Can we just tell them all to screw off and make a new internet? We can just copy the good bits out of the old one, right?

IPvFree.0?


#15

Noooo, because the InterTubez are for commerce, and in CommerceWorld, anonymity is an untenable farce that no profit-oriented sane person would entertain. The Internet will NOT come crashing down. It is becoming something that you do not like, but it is not going the way of the landline, that is for certain.


#16

No, the Internet isn't going crashing down, but the profits are already being affected.

http://www.ibtimes.com/nsa-surveillance-costing-us-businesses-billions-prism-xkeyscore-hurt-american-cloud-companies

@Ygret is probably right about this. The more average Americans and business owners realize their data and privacy is being compromised by their own government and quasi-governmental entities, the more individuals and businesses are going to reach out to those who don't play ball with the NSA. That's going to send business outside of the USA. Probably the best thing you can do as an IT person in the U.S. is focus on support for open source security services and apps. The money is going there.

It's happening already...

http://thehackernews.com/2013/08/NSA-PRISM-Tor-users-privacy-tool-surveillance.html


#17

If I'm standing behind you while you write your message, or behind your pal while she reads it, I can read it, too.
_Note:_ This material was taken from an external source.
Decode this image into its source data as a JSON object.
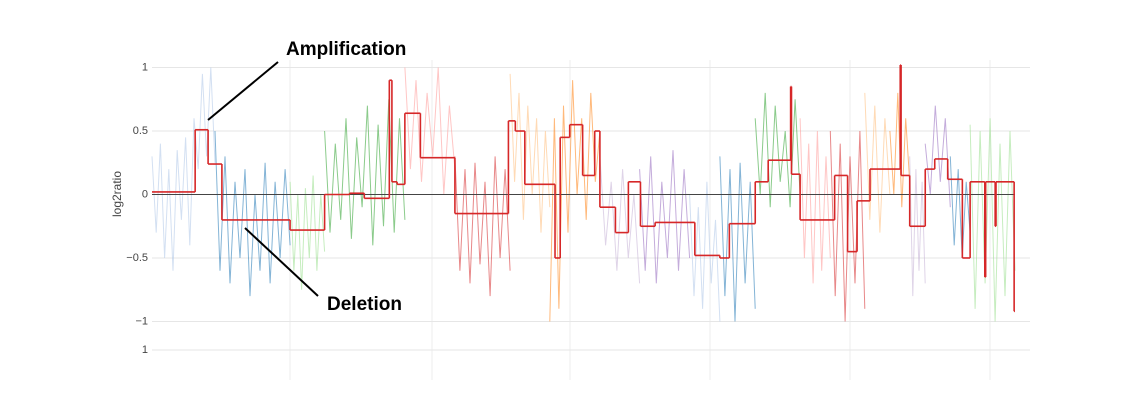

Standing behind you, lurking in a keylogger or screen mirror or peeking at your RAM, whatever.

Or you could do the encryption/decryption in your head. That might work.

I don't think this battle is going to be won by users getting better at keeping secrets. I think it has to be won in D.C.


#18

Everyone needs to reevaluate their prior-held concept of trust in "authority". We needed to do this anyway b/c the Intelligence Community is not the only one that cannot be trusted to do what's right; obviously our people in Congress only pretend to represent us and many multinational boardrooms no longer have allegiance to their country of origin.


#19

Frankly, I am appalled at the unethical manner in which the NSA seems to have violated the privacy rights of millions of Americans. We need to determine who authorized these unethical actions so that they can be held accountable for their actions.
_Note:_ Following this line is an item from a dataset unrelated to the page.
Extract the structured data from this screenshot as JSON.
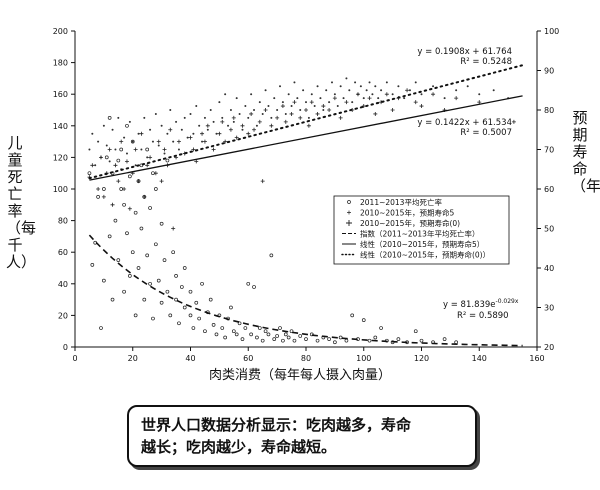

It sounds like they've been performing warrantless searches at will and in great numbers. It's ironic, really, that this organization, designed to help safeguard the dignity and freedom of Americans seems to have shredded the scruples by which that dignity and freedom is maintained.


#20

@ginobean why is it that Americans only care about the NSA spying on them? The rest of the world deserves their privacy as well.